Sherman, a key negotiator of the 2015 nuclear deal with Iran
that Republican President Donald Trump abandoned, is to be
tapped for deputy secretary of state, the sources said,
confirming a report that first appeared in Politico newspaper.
Nuland, a retired career foreign service officer who served as
the top U.S. diplomat for Europe, NATO ambassador and State
Department spokeswoman, is to be nominated as undersecretary of
state for political affairs, effectively the third-ranking U.S.
diplomat, the sources added, also confirming Politico's report.
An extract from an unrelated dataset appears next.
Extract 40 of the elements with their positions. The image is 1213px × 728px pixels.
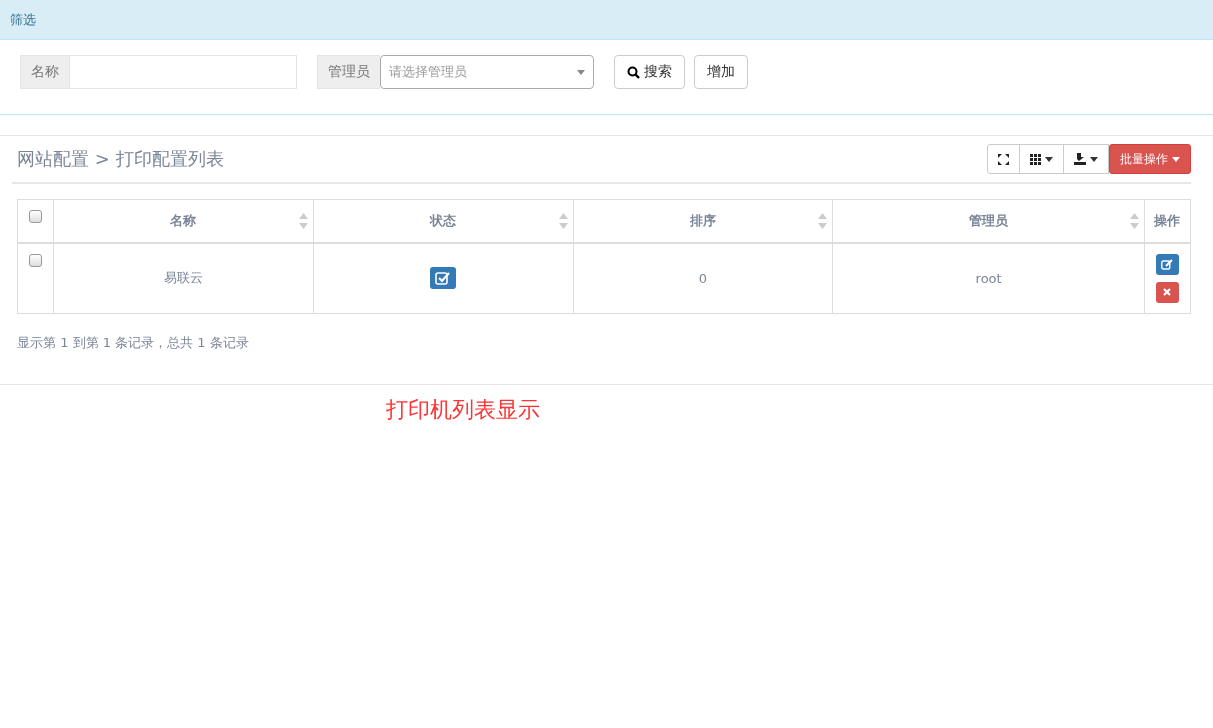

A spokesman for the Biden transition declined to comment, as did
Nuland. Sherman, who served as the U.S. undersecretary of state
for political affairs during the Obama administration, did not
immediately respond to a request for comment.
If confirmed by the Senate, Sherman and Nuland would serve under
Antony Blinken, Biden's choice for secretary of state.
Both have deep experience in the State Department, Sherman as a
political appointee and Nuland as a career diplomat.
Sherman, who has a masters degree in social work, was the State
Department counselor from 1997 to 2001, a period when she was
also policy coordinator on North Korea. From 1993 to 1996 she
served as assistant secretary of state for legislative affairs.
Sherman is currently a professor at Harvard University's John F.
Kennedy School of Government and a senior counselor at Albright
Stonebridge Group, a strategy and commercial diplomacy firm.
Nuland, a former assistant secretary of state for European
affairs, served as deputy national security adviser to then-Vice
President Dick Cheney from 2003 to 2005 and as chief of staff to
the deputy secretary of state from 1993 to 1996.